Well, just having an intern program is not enough to build a stellar brand with college students who have the skills and abilities that you want.  You need a plan for the program that will leave them thrilled with their experience.  You want a kick-a$$ internship program.  Here’s how to get one:

  1. Have hiring standards. Your internship program should not be summer jobs for your executives’ kids (unless, of course, said kids are qualified).  Have some requirements – major, GPA, leadership experience, something – to be an intern at your company.  Students want to feel that they are among others who were ‘selected for,’ not ‘given’ an internship.
  2. Give them real work to do. Yes, everyone’s job at some point involves mundane tasks like photocopying, but your interns shouldn’t be doing those tasks any more often than the average employee.  Given them real assignments and responsibilities on projects that are exactly what you would expect an entry-level hire to take on.  They want to contribute to the company and use the skills and abilities they have developed in college.

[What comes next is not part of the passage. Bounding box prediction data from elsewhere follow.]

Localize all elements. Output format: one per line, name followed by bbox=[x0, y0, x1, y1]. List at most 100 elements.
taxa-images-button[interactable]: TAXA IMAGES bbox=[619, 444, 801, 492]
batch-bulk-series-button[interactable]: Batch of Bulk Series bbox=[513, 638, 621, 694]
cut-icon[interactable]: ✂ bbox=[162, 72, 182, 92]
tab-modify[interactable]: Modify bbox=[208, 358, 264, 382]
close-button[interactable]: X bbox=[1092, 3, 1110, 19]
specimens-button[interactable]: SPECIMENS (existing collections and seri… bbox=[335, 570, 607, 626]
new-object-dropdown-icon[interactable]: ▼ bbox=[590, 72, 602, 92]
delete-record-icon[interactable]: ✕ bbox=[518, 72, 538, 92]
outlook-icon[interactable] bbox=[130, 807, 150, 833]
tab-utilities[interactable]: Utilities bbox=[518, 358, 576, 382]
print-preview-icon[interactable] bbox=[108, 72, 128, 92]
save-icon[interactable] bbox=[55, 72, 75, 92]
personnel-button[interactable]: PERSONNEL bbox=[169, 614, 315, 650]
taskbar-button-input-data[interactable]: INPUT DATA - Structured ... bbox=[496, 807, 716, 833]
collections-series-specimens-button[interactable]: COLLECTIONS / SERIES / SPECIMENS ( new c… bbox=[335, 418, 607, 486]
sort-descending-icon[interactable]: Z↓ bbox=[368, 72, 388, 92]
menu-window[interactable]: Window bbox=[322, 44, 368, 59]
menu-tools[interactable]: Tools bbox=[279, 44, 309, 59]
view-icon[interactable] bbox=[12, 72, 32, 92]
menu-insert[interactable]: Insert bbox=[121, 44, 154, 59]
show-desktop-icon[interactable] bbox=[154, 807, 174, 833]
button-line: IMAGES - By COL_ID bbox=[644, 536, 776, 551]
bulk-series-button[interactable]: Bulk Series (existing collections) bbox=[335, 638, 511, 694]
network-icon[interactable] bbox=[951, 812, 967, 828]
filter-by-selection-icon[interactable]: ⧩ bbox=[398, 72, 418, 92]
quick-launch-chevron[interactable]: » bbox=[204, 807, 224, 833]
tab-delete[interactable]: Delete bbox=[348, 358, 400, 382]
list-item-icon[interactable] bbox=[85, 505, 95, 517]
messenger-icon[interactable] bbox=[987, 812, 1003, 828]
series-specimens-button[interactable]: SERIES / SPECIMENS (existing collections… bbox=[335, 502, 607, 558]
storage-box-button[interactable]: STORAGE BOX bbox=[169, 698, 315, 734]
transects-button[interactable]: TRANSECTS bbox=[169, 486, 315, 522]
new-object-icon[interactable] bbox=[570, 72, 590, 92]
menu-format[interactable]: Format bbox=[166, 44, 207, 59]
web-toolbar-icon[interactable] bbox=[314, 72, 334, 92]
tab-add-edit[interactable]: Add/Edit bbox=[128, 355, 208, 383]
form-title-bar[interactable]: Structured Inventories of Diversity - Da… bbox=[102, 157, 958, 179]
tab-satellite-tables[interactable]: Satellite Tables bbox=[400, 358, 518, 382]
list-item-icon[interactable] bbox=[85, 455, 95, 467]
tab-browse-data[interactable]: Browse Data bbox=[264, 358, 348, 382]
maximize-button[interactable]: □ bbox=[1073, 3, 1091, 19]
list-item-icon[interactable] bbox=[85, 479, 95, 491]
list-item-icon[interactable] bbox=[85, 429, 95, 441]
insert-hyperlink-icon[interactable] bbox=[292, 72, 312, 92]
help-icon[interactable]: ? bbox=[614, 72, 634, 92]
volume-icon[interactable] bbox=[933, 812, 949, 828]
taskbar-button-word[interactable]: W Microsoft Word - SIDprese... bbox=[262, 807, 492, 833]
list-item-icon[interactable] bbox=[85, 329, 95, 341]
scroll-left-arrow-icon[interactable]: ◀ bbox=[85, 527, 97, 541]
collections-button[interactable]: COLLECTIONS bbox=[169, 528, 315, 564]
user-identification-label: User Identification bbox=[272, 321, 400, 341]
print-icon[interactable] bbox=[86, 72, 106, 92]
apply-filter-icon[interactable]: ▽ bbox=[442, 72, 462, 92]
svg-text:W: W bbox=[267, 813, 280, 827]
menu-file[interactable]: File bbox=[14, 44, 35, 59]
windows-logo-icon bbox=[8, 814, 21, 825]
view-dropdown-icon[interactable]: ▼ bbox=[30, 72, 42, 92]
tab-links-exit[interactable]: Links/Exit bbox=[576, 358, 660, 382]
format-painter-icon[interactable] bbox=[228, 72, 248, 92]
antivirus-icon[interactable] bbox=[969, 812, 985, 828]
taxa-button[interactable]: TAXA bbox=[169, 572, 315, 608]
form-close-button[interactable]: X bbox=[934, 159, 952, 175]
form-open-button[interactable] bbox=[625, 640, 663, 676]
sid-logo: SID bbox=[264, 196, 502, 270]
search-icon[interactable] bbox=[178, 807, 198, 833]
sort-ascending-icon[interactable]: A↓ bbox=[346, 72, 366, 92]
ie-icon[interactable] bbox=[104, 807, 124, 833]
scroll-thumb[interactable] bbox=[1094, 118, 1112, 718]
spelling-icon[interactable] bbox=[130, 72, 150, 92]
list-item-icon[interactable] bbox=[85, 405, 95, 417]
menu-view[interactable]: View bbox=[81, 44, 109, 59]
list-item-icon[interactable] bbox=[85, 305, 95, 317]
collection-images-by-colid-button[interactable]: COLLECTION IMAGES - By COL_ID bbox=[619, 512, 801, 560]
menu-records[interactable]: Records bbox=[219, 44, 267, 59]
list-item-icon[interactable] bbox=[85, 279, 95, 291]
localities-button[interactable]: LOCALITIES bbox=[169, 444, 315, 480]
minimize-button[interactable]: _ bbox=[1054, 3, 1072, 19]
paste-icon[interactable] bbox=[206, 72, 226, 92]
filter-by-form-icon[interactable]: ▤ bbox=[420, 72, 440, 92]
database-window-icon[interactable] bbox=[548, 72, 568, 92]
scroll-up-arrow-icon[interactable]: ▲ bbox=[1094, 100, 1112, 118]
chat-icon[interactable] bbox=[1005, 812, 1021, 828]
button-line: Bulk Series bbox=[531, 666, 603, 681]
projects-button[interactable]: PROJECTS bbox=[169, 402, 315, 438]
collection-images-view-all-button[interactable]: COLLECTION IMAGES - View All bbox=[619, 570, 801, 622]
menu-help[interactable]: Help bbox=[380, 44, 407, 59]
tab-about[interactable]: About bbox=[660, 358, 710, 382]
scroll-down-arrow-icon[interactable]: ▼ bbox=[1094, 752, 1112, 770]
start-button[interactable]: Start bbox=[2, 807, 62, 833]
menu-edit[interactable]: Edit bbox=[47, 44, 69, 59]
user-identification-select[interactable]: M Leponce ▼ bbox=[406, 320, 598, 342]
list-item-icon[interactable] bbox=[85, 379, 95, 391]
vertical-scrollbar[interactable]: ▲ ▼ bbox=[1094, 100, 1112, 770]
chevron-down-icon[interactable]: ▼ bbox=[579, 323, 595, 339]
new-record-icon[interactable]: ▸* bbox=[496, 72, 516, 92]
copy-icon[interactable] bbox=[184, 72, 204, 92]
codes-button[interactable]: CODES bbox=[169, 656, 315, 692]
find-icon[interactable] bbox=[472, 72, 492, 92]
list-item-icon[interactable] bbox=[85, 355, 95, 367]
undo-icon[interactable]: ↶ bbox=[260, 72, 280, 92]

  3. Give them access to executives or other people in “cool” positions. Nothing energizes interns more than a group lunch with the CEO or a Q&A session with the lead engineer who developed your hot product.  The best internship programs have regular meetings between executives and the interns. These interactions make the interns feel important to the company and allow the executives to see future talent in action.
  4. Assign them a buddy. Give each intern a full-time employee as a buddy.  They can use this person to help them navigate the org chart, the building and the basic questions – things they wouldn’t want to ask their boss.  Use former interns and junior staffers as your pool of buddies.  They typically love being involved and you can assess their mentoring skills in the process.
  5. Provide opportunities to connect with the other interns. Organize occasional informal lunches for the interns to meet each other.  Create local volunteer opportunities for them to join.  Encourage them to share their work and assignments with each other.  Even if you don’t have many interns in the same location, find ways for them to connect via a company tool like Slack or just a Facebook group.  Interns who form friendships often encourage each other to return to the company full-time.
  6. Give them regular feedback. Do not wait until the end of the internship to tell them how they did.  Most interns are only with a company for about 10 weeks.  They should get feedback about their performance regularly.  You can accomplish this through weekly meetings with their supervisors or project managers.  You can also, more effectively, coach intern managers to provide feedback on the spot as an intern accomplishes something or misses the mark on something else.

If you incorporate these 6 things into your internship program, your interns will return to campus (and social media) with extremely positive things to say about their experience and your company.  And ultimately you will have your next set of entry-level hires.